Auch anderswo fiel die Entscheidung gleich im ersten Wahlgang. So setzte sich in Senftenberg Bürgermeister Andreas Fredrich (SPD) mit 76,6 Prozent durch gegen seinen Herausforderer René Markgraf (CDU, 23,4 Prozent). Fredrich genoss die Unterstützung der Linkspartei. In Eberswalde bleibt Friedhelm Boginski (FDP) Bürgermeister. Er bekam 64,6 Prozent, Volker Passoke (LINKE) 25,3 Prozent. Der dritte Bewerber Carsten Zinn erzielte 10,1 Prozent. Zinn ist LINKE-Mitglied. Wegen seines Wahlantritts für eine konkurrierende Liste läuft jedoch ein Parteiausschlussverfahren.

In Werder/Havel wird Manuela Saß Nachfolgerin des scheidenden Bürgermeisters Werner Große (CDU). Sie war bislang seine Stellvertreterin und wurde von CDU und SPD ins Rennen geschickt. Saß gewann die Bürgermeisterwahl am Sonntag mit 64,9 Prozent gleich im ersten Wahlgang. Peter Hinze (LINKE) erzielte 17 Prozent.

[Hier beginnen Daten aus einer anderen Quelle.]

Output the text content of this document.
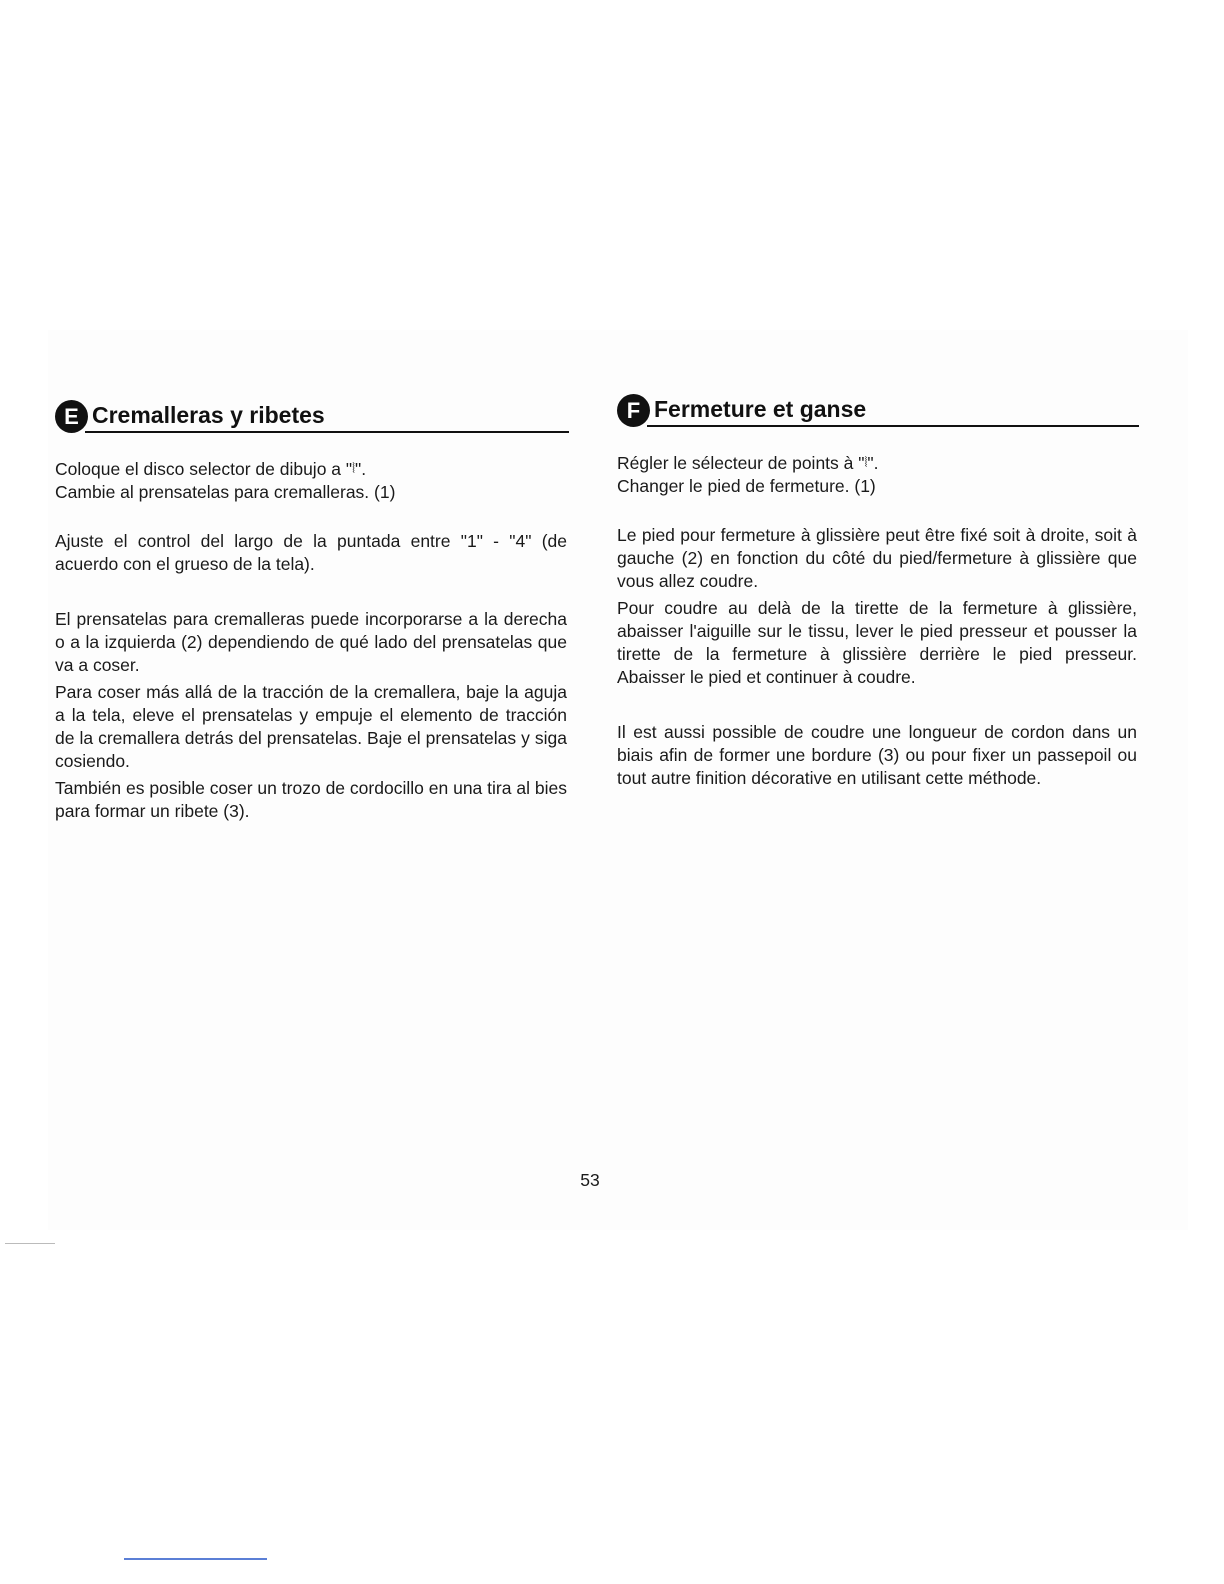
E Cremalleras y ribetes

Coloque el disco selector de dibujo a "⦚".

Cambie al prensatelas para cremalleras. (1)

Ajuste el control del largo de la puntada entre "1" - "4" (de acuerdo con el grueso de la tela).

El prensatelas para cremalleras puede incorporarse a la derecha o a la izquierda (2) dependiendo de qué lado del prensatelas que va a coser.

Para coser más allá de la tracción de la cremallera, baje la aguja a la tela, eleve el prensatelas y empuje el elemento de tracción de la cremallera detrás del prensatelas. Baje el prensatelas y siga cosiendo.

También es posible coser un trozo de cordocillo en una tira al bies para formar un ribete (3).

F Fermeture et ganse

Régler le sélecteur de points à "⦚".

Changer le pied de fermeture. (1)

Le pied pour fermeture à glissière peut être fixé soit à droite, soit à gauche (2) en fonction du côté du pied/fermeture à glissière que vous allez coudre.

Pour coudre au delà de la tirette de la fermeture à glissière, abaisser l'aiguille sur le tissu, lever le pied presseur et pousser la tirette de la fermeture à glissière derrière le pied presseur. Abaisser le pied et continuer à coudre.

Il est aussi possible de coudre une longueur de cordon dans un biais afin de former une bordure (3) ou pour fixer un passepoil ou tout autre finition décorative en utilisant cette méthode.

53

In Bernau schaffte es André Stahl (LINKE, 36,5 Prozent) in die Stichwahl gegen die von CDU und SPD getragene Michaela Waigand (36,9 Prozent). Der von konsequenten Gegnern jeglicher Altanschließerbeiträge aufgestellte Ralf-Peter Hennig schied mit 24,6 Prozent aus. Das Thema Altanschließer bestimmte diesen Wahlkampf. Es ist nicht ausgeschlossen, dass sich Hennigs Anhänger in der Stichwahl für Stahl entscheiden. Denn der schlägt eine für die Bürger billige Kompromisslösung vor, während Waigand die vollen Beträge einziehen lassen möchte.

Stichwahlen gibt es auch in den Gemeinden Märkische Heide und Leegebruch. In Märkische Heide trifft dabei Dieter Freihoff (SPD, 37,8 Prozent) auf Annett Lehmann von der Wählergruppe Pro Märkische Heide (35,2 Prozent). In Leegebruch gelangte Giso Siebert (LINKE, 28,4 Prozent) in die Stichwahl gegen Peter Müller vom Handwerks-, Gewerbe- und Bürgerverein, der 48,2 Prozent bekam. Martin Hinze (CDU) schied hier mit 23,5 Prozent aus.

Ohne Gegenkandidaten wurde Thomas Berger (CDU) in der Stadt Trebbin mit 82,8 Prozent als Bürgermeister bestätigt, ebenso Bürgermeister Bernd-Christian Schneck mit 86 Prozent in der Gemeinde Löwenberger Land.